I really love your descriptions of Assisi, home of St. Francis. Was that section based on a real pilgrimage? 

Thank you! I loved writing that chapter. Assisi made it easy. I just had to write what I saw. And magic just happens––because, well, it’s Assisi. I had traveled there several years ago for my job as a book editor for St. Anthony Messenger Press. The Province was kind enough to send me there to understand the Franciscan mission and history. Because I spend a lot of time editing books about Francis and Clare, I initially saw the trip less as a pilgrimage and more as a “research” trip for my daily work. But it turned into being so much more. I made wonderful friends, fell in love with Italy, and as it turns out, I came home with a lot of material for a novel I had not even known I would one day write.

Faith is such a huge part of the book, and it’s something that so many of us struggle to understand and hold onto. If you had to share one thing that you know for sure about faith, what would you say? 
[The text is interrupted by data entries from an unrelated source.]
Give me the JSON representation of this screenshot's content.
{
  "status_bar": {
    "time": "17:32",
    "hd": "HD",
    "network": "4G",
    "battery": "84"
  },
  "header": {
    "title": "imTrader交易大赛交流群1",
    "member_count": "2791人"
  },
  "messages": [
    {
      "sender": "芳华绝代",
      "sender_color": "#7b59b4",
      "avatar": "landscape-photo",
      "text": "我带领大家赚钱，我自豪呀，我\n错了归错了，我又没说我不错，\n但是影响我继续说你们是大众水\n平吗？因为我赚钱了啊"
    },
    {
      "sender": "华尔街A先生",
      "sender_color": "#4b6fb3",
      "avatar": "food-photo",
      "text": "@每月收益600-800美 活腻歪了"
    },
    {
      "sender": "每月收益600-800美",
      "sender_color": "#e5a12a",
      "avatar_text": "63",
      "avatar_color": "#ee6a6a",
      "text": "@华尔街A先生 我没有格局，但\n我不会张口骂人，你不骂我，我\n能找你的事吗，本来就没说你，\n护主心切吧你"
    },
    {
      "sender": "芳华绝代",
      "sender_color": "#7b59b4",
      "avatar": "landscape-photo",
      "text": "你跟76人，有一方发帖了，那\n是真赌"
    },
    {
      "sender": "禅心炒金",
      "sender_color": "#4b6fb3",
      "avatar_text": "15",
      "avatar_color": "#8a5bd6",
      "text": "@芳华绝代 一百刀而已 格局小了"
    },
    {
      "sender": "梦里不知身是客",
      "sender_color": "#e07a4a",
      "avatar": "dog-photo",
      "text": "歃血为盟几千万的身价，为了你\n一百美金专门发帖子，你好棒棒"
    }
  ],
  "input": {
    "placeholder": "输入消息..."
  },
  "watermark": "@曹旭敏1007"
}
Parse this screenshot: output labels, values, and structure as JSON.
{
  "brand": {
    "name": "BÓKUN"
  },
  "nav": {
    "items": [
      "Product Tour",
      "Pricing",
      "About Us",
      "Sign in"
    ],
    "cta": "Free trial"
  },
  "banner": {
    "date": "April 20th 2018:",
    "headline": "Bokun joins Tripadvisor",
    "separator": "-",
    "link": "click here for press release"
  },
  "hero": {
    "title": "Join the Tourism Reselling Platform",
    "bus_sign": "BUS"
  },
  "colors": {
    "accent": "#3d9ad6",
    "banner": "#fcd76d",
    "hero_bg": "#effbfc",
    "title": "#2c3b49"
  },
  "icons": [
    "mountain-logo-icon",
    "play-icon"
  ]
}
You know, I think this is a fascinating question. While I think faith is part of the book, I actually think it plays a small part. Funny? I know the title itself might lead people to think I am going to telling people what to believe, and perhaps some are hoping I prove heaven’s existence (or at the very least my proof matches up with theirs), but I had an entirely different objective and perspective. The characters all have different experiences and paths, and therefore different ideas about what faith, love, and life is or isn’t. To answer your question though: For me, the only thing I know for sure is that I know nothing. (Yes, I ripped that from Socrates. But it’s true.) That’s why I tend to say “I believe” and not “I know” when it comes to talking about faith. All I can say is I’m in it with the rest of the world––I am just wishing, hoping, praying and trying to do my best every day to be a good person and not mess up my kids (and the world) too much while I am trying to figure it all out.

 In the book, Cathleen’s faith is instilled in her by her mother, and Cathleen in turn tries to share that faith with her son. What’s one spiritual tradition that you learned from your mom and are now passing to your own kids? 

Oh, wow. My mom is big on tradition and spirituality. I am afraid I am a terrible protégé in that regard. She prayed the Rosary every day, went to Mass nearly as much. She also went through a stack of prayer cards before she even got out of bed in the morning. She worked for the church, and spent most evenings when she wasn’t with her eight kids at some church–related event. She also had more Jesus and Mary going on in our hallways and bedrooms than most modern churches do today. As a kid, I thought it was all a bit much. She was entitled to her devoutness though and that’s what worked for her, but it’s not something that works for me and my family. In fact I did try to put a statue of Mary in my bedroom and my husband thought it was a bit freaky (Full disclosure: the statue was encased in glass, lace–trimmed and gilded! He had a point. Needless to say, my mom took it off my hands last time she was in town.) While I don’t say the rosary with my kids, we always say a prayer together at dinner and we always talk about something going on in the world––just like my mom did with us. I love to hear what my kids are praying for, what they’re thinking about, what their doubts are, and how they’re learning how to be compassionate, grateful, and a part of the world that is so much bigger than them.